Der 67 mm lange und 17 mm breite smart hat etwas weniger Grip und radiert nicht ganz so leicht wie der Tombow Mono, ist aber ebenso gründlich, papierschonend und krümel­arm2.

Flachmann

Durch seine Beschaffenheit und die versteifende Schiebemanschette aus Karton lässt er sich zudem gut handhaben und reißt nicht ein, und so hat Tombow meiner Ansicht nach erneut ein sehr gutes Produkt auf den Markt gebracht.

Flachmann

Der Tombow Mono smart hat die Artikelbezeichnung ET-ST und wird in Japan für umge­rechnet etwa 1 Euro angeboten.

  1. Radierer mit ähnlicher Zielsetzung sind der Kadokeshi und der Mirikeshi von Kokuyo sowie der 44050 viss von METAPHYS.
  2. Interessant zu wissen wäre, ob man die Mischung, die Prozessparameter oder gar beides geändert hat.

Tombow dust CATCH

Freitag, 1. Juni 2012

Bei der Suche nach Informationen zum Klassiker „Mono” von Tombow1, den zu bekommen knifflig geworden ist2, bin ich auf zwei neue Radierer des japanischen Herstellers gestoßen. Einer davon ist der „dust CATCH”, und der hat mich angenehm überrascht3.

Tombow dust CATCH

Der schwarze, recht weiche und 55 × 23 × 11 mm große „dust CATCH” hat eine Beson­derheit: Während andere Radierer Krümel hinterlassen, rollen sich seine zusammen und bleiben an ihm hängen, so dass das Papier sauber bleibt. Darüber hinaus arbeitet er nicht nur besser als die anderen mir bekannten schwarzen Radierer, sondern kann es auch mit guten hellen aufnehmen. Ganz gleich, ob Bleistifte unterschiedlicher Härten oder radierbare Farbstifte – der „dust CATCH” entfernt sie gründlich, papierschonend und ohne abzufär­ben4.

Tombow dust CATCH

Den mit umgerechnet 1 Euro günstigen und leider nur in Japan erhältlichen „dust CATCH” kann ich sehr empfehlen.

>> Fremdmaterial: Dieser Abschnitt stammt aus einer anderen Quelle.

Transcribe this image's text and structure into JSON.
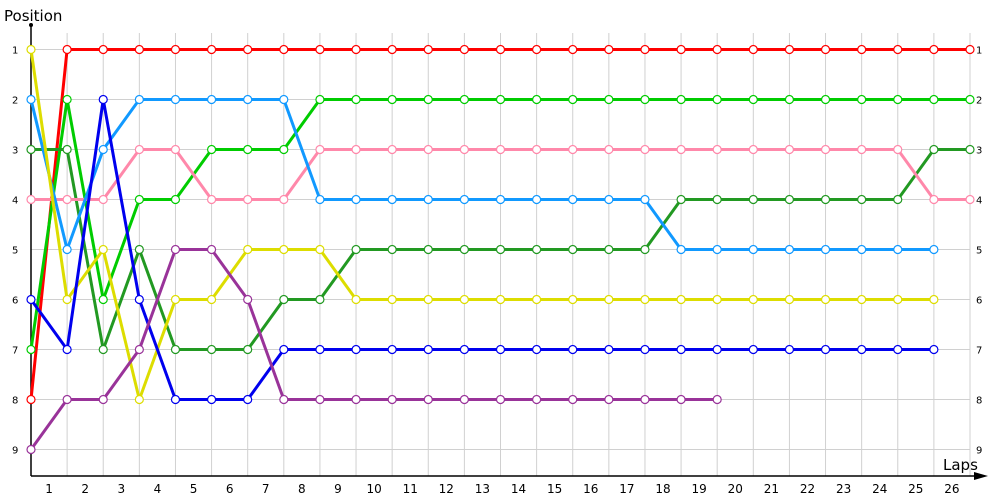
{
  "chart_data": {
    "type": "line",
    "title": "",
    "xlabel": "Laps",
    "ylabel": "Position",
    "x_tick_labels": [
      "1",
      "2",
      "3",
      "4",
      "5",
      "6",
      "7",
      "8",
      "9",
      "10",
      "11",
      "12",
      "13",
      "14",
      "15",
      "16",
      "17",
      "18",
      "19",
      "20",
      "21",
      "22",
      "23",
      "24",
      "25",
      "26"
    ],
    "y_tick_labels": [
      "1",
      "2",
      "3",
      "4",
      "5",
      "6",
      "7",
      "8",
      "9"
    ],
    "xlim": [
      0,
      26
    ],
    "ylim": [
      9.5,
      0.5
    ],
    "y_inverted": true,
    "grid": true,
    "marker": "hollow-circle",
    "series": [
      {
        "color": "#ff0000",
        "values": [
          8,
          1,
          1,
          1,
          1,
          1,
          1,
          1,
          1,
          1,
          1,
          1,
          1,
          1,
          1,
          1,
          1,
          1,
          1,
          1,
          1,
          1,
          1,
          1,
          1,
          1,
          1
        ]
      },
      {
        "color": "#00cc00",
        "values": [
          7,
          2,
          6,
          4,
          4,
          3,
          3,
          3,
          2,
          2,
          2,
          2,
          2,
          2,
          2,
          2,
          2,
          2,
          2,
          2,
          2,
          2,
          2,
          2,
          2,
          2,
          2
        ]
      },
      {
        "color": "#229922",
        "values": [
          3,
          3,
          7,
          5,
          7,
          7,
          7,
          6,
          6,
          5,
          5,
          5,
          5,
          5,
          5,
          5,
          5,
          5,
          4,
          4,
          4,
          4,
          4,
          4,
          4,
          3,
          3
        ]
      },
      {
        "color": "#ff88aa",
        "values": [
          4,
          4,
          4,
          3,
          3,
          4,
          4,
          4,
          3,
          3,
          3,
          3,
          3,
          3,
          3,
          3,
          3,
          3,
          3,
          3,
          3,
          3,
          3,
          3,
          3,
          4,
          4
        ]
      },
      {
        "color": "#1199ff",
        "values": [
          2,
          5,
          3,
          2,
          2,
          2,
          2,
          2,
          4,
          4,
          4,
          4,
          4,
          4,
          4,
          4,
          4,
          4,
          5,
          5,
          5,
          5,
          5,
          5,
          5,
          5
        ]
      },
      {
        "color": "#dddd00",
        "values": [
          1,
          6,
          5,
          8,
          6,
          6,
          5,
          5,
          5,
          6,
          6,
          6,
          6,
          6,
          6,
          6,
          6,
          6,
          6,
          6,
          6,
          6,
          6,
          6,
          6,
          6
        ]
      },
      {
        "color": "#0000ee",
        "values": [
          6,
          7,
          2,
          6,
          8,
          8,
          8,
          7,
          7,
          7,
          7,
          7,
          7,
          7,
          7,
          7,
          7,
          7,
          7,
          7,
          7,
          7,
          7,
          7,
          7,
          7
        ]
      },
      {
        "color": "#993399",
        "values": [
          9,
          8,
          8,
          7,
          5,
          5,
          6,
          8,
          8,
          8,
          8,
          8,
          8,
          8,
          8,
          8,
          8,
          8,
          8,
          8
        ]
      }
    ]
  }
}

Nachtrag vom 4.6.12: Die Website von Tombow zeigt nur einen kleinen Teil der Pro­dukte, doch der Gesamtkatalog führt neben dem Mono auch die anderen Radierer auf.

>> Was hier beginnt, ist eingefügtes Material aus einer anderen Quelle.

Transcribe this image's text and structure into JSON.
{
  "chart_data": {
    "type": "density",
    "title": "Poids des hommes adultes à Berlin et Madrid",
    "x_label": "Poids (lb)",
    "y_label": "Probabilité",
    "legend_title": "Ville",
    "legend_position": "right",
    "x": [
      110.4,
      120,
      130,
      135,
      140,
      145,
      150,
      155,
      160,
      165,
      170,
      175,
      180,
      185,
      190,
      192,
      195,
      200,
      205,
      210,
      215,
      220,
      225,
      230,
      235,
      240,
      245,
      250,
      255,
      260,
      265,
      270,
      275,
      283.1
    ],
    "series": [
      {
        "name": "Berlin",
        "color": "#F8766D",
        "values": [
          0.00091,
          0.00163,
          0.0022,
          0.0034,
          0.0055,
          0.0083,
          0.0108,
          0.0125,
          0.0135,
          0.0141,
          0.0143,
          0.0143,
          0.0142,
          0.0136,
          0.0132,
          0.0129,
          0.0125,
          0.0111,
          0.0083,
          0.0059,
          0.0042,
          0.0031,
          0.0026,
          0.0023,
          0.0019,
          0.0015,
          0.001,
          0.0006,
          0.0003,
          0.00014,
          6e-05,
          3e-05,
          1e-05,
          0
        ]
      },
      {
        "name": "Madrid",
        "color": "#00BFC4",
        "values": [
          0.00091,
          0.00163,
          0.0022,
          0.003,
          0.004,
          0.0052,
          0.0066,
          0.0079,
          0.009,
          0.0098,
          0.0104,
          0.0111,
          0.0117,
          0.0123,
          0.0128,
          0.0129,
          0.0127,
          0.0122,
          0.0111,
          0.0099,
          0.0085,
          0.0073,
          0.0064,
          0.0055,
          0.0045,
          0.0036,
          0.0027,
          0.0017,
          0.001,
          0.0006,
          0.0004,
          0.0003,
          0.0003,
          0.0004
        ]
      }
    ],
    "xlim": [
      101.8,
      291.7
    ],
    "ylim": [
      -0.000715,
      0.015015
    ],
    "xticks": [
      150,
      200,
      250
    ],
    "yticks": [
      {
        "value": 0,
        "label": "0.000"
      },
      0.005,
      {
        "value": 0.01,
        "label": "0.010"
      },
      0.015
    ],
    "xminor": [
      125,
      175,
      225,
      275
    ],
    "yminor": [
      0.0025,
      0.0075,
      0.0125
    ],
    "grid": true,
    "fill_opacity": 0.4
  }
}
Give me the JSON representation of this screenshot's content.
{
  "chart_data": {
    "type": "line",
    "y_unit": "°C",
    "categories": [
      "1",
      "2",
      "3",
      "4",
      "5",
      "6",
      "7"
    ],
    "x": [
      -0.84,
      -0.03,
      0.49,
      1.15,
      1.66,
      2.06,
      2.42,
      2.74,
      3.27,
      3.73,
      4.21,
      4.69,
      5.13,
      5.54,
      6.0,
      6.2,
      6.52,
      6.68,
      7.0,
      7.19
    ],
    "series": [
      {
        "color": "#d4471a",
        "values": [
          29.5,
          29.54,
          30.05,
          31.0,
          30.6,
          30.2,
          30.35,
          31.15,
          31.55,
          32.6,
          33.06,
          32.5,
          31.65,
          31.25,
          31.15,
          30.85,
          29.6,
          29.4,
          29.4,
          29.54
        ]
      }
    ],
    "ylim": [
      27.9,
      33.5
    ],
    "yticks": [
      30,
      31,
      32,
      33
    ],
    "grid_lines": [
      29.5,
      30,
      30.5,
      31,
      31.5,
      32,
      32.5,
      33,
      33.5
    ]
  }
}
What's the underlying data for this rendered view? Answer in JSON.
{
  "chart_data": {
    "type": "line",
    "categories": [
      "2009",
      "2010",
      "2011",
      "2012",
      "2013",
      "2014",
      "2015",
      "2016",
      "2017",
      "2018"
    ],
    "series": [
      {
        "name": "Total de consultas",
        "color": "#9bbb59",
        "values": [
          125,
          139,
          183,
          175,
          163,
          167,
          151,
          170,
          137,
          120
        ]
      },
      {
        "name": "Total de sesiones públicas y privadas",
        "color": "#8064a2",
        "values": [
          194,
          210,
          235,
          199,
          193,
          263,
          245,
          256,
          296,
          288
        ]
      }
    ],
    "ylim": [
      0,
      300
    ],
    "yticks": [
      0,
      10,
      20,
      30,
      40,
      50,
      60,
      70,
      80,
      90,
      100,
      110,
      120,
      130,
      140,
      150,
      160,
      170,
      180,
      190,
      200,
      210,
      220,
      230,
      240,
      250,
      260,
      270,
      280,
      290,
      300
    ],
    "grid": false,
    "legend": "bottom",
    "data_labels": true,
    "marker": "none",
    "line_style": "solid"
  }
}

  1. Die Ursprünge des Unternehmens gehen zurück ins Jahr 1913. Die Marke „Tombow” wurde erstmals 1927 benutzt, und der Radierer „Mono” kam 1969 auf den Markt.
  2. Es wundert mich, dass Tombow diesen und die anderen auf pencil talk gezeigten Radierer nicht mehr im Sortiment führt.
  3. Der andere ist der „AIR touch”, doch den habe ich noch nicht getestet.
  4. Ja, manche schwarzen Radierer färben unter bestimmten Umständen tatsächlich leicht ab. Löst vielleicht das Fett der Haut den Farbstoff?